Auch dein Alltag spielt eine Rolle: Hast du einen geregelten Tagesablauf und die Disziplin für natürliche Methoden? Oder brauchst du eine wartungsarme Lösung wie die Kupferspirale? Denke auch an deine Schmerzempfindlichkeit und Menstruationsbeschwerden: Einige Frauen vertragen Kupfermethoden nicht gut, während andere damit sehr zufrieden sind.
Deine Lebensplanung ist ebenfalls wichtig: Wünschst du dir in absehbarer Zeit ein Kind oder ist deine Familienplanung abgeschlossen? Manche Methoden wie die Kupferspirale können problemlos entfernt werden, und die Fruchtbarkeit kehrt sofort zurück, während die Sterilisation als dauerhaft betrachtet werden sollte.
Kombination verschiedener Methoden
Für erhöhte Sicherheit kannst du verschiedene Methoden kombinieren. Besonders bewährt hat sich die Kombination aus NFP und Barrieremethoden: An den fruchtbaren Tagen verwendest du zusätzlich ein Kondom oder Diaphragma, an den sicher unfruchtbaren Tagen kannst du darauf verzichten. Diese Kombination bietet hohe Sicherheit bei gleichzeitiger Flexibilität.
Auch die Kombination aus Kupferspirale und Kondom ist sinnvoll, wenn du zusätzlichen Schutz vor sexuell übertragbaren Infektionen benötigst, etwa bei wechselnden Partnern.
Fazit
Hormonfreie Verhütung bietet dir viele Möglichkeiten, selbstbestimmt und im Einklang mit deinem Körper zu verhüten. Von natürlichen Methoden wie der symptothermalen Methode über Barrieremethoden wie Kondom und Diaphragma bis hin zu Kupfermethoden ist für jede Lebenssituation etwas dabei. Wichtig ist, dass du dir Zeit nimmst, die verschiedenen Optionen zu prüfen und mit deinem Frauenarzt oder deiner Frauenärztin zu besprechen.
Denke daran, dass jede Methode ihre Vor- und Nachteile hat. Natürliche Methoden erfordern Disziplin und eine gründliche Einarbeitung, bieten dir aber ein tiefes Verständnis für deinen Körper. Barrieremethoden sind flexibel einsetzbar und schützen vor Infektionen. Kupfermethoden sind langfristig und wartungsarm, können aber die Menstruation verstärken.
Egal für welche Methode du dich entscheidest: Informiere dich gründlich, lass dich professionell beraten und gib dir selbst Zeit, die neue Methode kennenzulernen. Dein Körper, deine Gesundheit und deine Verhütung – du hast die Wahl und kannst die Methode finden, die am besten zu dir und deinem Leben passt.

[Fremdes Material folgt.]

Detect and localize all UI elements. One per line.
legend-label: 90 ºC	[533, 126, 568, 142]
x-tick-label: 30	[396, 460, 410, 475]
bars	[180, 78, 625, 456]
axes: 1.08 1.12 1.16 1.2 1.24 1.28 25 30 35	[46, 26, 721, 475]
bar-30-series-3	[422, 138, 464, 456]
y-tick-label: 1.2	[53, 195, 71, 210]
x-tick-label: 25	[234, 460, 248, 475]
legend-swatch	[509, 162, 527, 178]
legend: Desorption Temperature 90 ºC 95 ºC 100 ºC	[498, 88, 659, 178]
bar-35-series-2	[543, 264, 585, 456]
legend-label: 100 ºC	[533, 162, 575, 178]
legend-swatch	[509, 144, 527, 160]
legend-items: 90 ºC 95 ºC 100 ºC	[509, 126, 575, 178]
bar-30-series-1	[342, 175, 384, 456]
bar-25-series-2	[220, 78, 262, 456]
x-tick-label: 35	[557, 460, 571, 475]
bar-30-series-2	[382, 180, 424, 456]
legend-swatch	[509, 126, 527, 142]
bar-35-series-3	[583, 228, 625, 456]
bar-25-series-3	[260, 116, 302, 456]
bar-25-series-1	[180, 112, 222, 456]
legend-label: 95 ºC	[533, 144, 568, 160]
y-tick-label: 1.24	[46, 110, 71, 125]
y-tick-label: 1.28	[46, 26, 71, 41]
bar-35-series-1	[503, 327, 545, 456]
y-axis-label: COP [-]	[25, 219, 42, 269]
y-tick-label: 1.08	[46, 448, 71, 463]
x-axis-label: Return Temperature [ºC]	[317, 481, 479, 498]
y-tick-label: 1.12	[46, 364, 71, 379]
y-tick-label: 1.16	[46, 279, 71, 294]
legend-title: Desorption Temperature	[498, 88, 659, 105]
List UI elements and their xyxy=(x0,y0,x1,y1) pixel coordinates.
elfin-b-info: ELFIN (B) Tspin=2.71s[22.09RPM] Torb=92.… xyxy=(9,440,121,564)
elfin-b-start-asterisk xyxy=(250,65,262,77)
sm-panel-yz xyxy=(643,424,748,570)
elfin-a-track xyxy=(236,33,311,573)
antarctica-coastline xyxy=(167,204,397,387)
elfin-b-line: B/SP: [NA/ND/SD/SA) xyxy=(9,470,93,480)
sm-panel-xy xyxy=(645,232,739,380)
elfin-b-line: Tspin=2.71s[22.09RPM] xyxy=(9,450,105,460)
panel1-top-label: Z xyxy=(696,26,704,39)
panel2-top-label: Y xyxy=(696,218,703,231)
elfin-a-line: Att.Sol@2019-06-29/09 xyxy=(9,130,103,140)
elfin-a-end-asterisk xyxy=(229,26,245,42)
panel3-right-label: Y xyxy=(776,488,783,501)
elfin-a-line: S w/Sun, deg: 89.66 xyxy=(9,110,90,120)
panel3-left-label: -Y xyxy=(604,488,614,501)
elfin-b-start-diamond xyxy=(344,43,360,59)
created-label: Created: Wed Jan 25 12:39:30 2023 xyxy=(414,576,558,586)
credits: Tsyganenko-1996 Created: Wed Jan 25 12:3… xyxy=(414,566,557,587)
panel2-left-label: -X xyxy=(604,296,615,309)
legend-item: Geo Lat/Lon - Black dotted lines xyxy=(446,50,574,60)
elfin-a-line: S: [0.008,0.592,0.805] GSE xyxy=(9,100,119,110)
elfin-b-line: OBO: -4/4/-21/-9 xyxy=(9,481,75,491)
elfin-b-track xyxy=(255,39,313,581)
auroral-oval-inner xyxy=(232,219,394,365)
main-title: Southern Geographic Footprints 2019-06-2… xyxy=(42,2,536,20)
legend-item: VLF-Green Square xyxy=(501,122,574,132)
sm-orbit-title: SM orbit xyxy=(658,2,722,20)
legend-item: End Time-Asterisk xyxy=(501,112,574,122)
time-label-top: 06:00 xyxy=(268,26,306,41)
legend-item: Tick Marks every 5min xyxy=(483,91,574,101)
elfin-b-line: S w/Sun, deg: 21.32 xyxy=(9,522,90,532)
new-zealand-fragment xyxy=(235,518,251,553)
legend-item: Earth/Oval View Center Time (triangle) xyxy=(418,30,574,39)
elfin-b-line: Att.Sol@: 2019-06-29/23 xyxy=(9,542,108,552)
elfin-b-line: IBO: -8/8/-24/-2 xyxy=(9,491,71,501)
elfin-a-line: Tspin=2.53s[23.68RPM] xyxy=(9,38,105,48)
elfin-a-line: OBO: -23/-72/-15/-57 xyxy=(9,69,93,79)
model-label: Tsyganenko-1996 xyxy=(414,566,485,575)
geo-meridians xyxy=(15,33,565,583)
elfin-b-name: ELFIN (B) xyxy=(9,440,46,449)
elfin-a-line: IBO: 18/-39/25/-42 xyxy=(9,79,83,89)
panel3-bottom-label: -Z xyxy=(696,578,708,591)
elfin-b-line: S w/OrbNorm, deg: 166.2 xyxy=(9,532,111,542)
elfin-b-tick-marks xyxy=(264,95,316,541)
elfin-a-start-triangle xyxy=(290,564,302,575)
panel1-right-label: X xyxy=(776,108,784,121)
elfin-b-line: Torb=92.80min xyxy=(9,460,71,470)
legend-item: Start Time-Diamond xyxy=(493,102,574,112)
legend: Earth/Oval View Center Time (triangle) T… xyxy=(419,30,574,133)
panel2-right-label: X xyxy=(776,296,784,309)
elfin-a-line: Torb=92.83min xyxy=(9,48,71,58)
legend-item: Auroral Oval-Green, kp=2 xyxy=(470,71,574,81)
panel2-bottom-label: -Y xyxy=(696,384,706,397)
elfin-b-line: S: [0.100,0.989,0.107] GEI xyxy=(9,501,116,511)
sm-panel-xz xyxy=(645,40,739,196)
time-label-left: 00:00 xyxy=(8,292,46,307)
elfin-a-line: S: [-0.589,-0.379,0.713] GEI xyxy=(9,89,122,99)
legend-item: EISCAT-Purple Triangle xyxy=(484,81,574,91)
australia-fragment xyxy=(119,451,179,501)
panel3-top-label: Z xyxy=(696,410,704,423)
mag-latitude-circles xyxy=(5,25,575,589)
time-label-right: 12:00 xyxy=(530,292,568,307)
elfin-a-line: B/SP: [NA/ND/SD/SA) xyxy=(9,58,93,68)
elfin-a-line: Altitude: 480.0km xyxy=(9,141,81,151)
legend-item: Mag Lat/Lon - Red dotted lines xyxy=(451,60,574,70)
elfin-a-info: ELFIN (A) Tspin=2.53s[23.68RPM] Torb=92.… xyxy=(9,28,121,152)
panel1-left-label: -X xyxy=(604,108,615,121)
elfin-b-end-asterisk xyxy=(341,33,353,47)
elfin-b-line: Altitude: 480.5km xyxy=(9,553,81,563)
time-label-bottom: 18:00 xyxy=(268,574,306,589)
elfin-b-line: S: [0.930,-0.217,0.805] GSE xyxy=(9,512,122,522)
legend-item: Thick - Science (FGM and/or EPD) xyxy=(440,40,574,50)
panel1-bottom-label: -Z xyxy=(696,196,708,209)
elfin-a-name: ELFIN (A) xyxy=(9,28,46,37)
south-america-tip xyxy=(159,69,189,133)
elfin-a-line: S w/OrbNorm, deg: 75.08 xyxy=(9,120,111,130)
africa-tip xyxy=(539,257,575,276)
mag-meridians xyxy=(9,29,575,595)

Dieser Ratgeber dient ausschließlich zu Informationszwecken und ersetzt keine medizinische Beratung oder Diagnose. Bei anhaltenden Beschwerden konsultieren Sie bitte einen Arzt. Nahrungsergänzungsmittel und Heilpflanzen sollten nicht ohne Rücksprache mit einem Therapeuten eingenommen werden.